Ocena:
Książka „Alliances” autorstwa Karen Miller otrzymała mieszane recenzje od fanów serii SG-1. Wielu chwaliło styl pisania i przedstawienie postaci, choć niektórzy znaleźli błędy w spójności postaci i głębi emocjonalnej. Tempo zostało skrytykowane, zwłaszcza na początku, ale kilku czytelników podkreśliło wciągającą fabułę i akcję, która rozwija się później.
Zalety:Dobrze napisany, z angażującymi postaciami wiernymi serialowi, szybką akcją i ogólnie przyjemną historią. Kilku fanów doceniło wgląd w dynamikę postaci i relacje między nimi.
Wady:Powolny początek i początkowe zawiązanie fabuły postrzegane jako wymyślone; niektórzy uznali, że emocjonalna treść jest przesadna i niespójna z zachowaniem postaci z serialu.

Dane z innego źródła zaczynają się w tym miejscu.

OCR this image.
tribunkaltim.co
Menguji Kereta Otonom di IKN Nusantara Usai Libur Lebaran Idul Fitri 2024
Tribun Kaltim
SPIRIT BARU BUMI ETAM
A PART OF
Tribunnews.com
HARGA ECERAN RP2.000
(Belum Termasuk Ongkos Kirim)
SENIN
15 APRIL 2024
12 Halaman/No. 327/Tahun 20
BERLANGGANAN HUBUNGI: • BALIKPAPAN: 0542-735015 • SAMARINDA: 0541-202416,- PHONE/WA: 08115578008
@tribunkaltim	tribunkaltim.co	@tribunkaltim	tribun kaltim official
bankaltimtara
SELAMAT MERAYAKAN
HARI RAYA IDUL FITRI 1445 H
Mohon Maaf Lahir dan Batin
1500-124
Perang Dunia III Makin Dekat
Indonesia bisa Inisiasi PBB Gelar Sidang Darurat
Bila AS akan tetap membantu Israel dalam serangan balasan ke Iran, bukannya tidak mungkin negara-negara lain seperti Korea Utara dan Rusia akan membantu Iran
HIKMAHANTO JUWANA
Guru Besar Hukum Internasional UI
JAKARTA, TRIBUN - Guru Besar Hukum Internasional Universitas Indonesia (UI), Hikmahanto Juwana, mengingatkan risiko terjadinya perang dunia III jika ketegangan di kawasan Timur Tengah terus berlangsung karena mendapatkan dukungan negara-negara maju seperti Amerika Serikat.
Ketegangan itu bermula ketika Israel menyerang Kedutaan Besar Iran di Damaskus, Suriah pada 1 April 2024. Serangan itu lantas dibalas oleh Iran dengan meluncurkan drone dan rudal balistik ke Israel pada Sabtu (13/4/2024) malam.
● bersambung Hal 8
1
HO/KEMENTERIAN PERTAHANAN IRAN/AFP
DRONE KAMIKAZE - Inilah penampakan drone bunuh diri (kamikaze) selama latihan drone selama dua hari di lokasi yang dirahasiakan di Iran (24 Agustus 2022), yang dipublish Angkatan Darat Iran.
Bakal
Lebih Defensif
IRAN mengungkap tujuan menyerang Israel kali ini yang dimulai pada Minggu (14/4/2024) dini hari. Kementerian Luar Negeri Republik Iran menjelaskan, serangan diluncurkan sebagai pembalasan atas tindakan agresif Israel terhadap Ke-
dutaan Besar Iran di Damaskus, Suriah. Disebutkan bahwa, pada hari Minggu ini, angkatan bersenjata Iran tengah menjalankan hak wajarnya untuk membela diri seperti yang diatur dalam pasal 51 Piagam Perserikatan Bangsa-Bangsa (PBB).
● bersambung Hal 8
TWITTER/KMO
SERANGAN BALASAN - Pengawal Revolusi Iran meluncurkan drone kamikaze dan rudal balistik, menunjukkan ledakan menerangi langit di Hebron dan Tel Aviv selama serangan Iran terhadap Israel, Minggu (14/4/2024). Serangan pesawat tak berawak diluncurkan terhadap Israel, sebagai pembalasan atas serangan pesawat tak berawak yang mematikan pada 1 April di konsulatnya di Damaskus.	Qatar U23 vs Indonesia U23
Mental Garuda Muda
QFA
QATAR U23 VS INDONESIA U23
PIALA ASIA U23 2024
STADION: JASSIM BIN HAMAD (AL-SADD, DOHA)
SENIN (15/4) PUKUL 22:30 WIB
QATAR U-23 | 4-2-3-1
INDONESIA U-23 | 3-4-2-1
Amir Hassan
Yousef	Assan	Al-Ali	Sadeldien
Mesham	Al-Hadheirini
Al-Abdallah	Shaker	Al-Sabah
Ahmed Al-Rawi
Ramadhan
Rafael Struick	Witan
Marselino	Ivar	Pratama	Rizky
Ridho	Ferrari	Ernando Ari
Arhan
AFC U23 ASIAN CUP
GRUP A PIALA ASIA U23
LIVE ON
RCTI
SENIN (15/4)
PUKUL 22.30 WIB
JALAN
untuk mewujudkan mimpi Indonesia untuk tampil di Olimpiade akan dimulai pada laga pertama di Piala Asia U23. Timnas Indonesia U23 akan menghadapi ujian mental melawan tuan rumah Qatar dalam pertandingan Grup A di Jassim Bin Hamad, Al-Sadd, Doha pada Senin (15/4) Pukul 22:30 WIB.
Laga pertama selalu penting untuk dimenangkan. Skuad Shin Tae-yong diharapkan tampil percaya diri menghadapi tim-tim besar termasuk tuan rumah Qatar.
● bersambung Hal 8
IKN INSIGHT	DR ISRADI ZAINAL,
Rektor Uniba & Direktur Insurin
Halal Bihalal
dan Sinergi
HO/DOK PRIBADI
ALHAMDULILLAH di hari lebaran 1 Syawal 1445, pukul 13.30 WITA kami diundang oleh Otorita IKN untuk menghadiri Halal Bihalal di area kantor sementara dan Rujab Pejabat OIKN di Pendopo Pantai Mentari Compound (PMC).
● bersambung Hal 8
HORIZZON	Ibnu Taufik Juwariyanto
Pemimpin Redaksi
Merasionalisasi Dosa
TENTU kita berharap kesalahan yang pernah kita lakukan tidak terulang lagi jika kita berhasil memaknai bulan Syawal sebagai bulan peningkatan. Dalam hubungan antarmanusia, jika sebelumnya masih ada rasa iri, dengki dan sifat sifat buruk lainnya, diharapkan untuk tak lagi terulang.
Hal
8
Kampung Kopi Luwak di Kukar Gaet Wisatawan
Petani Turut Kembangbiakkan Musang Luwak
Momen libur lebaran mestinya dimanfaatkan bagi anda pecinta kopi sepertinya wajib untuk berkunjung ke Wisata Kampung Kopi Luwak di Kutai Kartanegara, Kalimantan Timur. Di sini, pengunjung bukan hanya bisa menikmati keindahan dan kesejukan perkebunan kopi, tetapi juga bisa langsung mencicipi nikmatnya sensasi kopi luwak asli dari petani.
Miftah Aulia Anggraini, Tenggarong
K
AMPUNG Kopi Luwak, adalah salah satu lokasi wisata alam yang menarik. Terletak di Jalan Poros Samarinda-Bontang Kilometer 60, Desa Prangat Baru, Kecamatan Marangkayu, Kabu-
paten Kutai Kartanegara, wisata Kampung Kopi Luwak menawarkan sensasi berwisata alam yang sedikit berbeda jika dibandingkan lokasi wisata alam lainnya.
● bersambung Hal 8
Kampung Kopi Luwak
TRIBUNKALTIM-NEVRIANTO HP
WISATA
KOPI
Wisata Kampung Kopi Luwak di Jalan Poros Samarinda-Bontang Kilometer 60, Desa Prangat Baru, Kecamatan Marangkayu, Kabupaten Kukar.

Kilku czytelników zwróciło uwagę na nagłe zakończenia i życzyło sobie lepszej chemii w interakcjach między postaciami.
(na podstawie 45 opinii czytelników)
STARGATE SG-1 Alliances
Cena porażki...
SG-1 chciała tylko technologii, aby uratować Ziemię przed Goa'uldami, ale misja na Eurondę zakończyła się straszliwą porażką. Teraz psy Waszyngtonu ujadają na krew Jacka O'Neilla - a senator Robert Kinsey przewodzi grupie.
Kiedy Jacob Carter prosi generała Hammonda o udział SG-1 w misji dla Tok'ra, wydaje się, że jest to odpowiedź na dylemat O'Neilla. Tajemniczym Tok'ra kończą się żywiciele, a Jacob wierzy, że znalazł odpowiedź - ale oznacza to, że O'Neill i jego zespół muszą ryzykować życie, infiltrując farmę hodowlaną niewolników Goa'uldów, aby rekrutować ludzi chętnych do przyłączenia się do Tok'ra.
To ryzykowna propozycja, zwłaszcza że opady z Eurondy nadwerężyły więzi zespołu niemal do zerwania. Jeśli nie znajdą sposobu na zapomnienie o dzielących ich różnicach, mogą nie wrócić do domu żywi...
Sojusze.
W kamiennym pomieszczeniu, w którym zostawił ich Va'ton i jego podwładni Jaffa, nie było żadnych udogodnień. Żadnych ławek. Żadnych koców. Żadnych poduszek. Typowa gościnność Goa'uldów. Na podłodze więziennej celi znajdowała się jednak duża, zaschnięta plama krwi.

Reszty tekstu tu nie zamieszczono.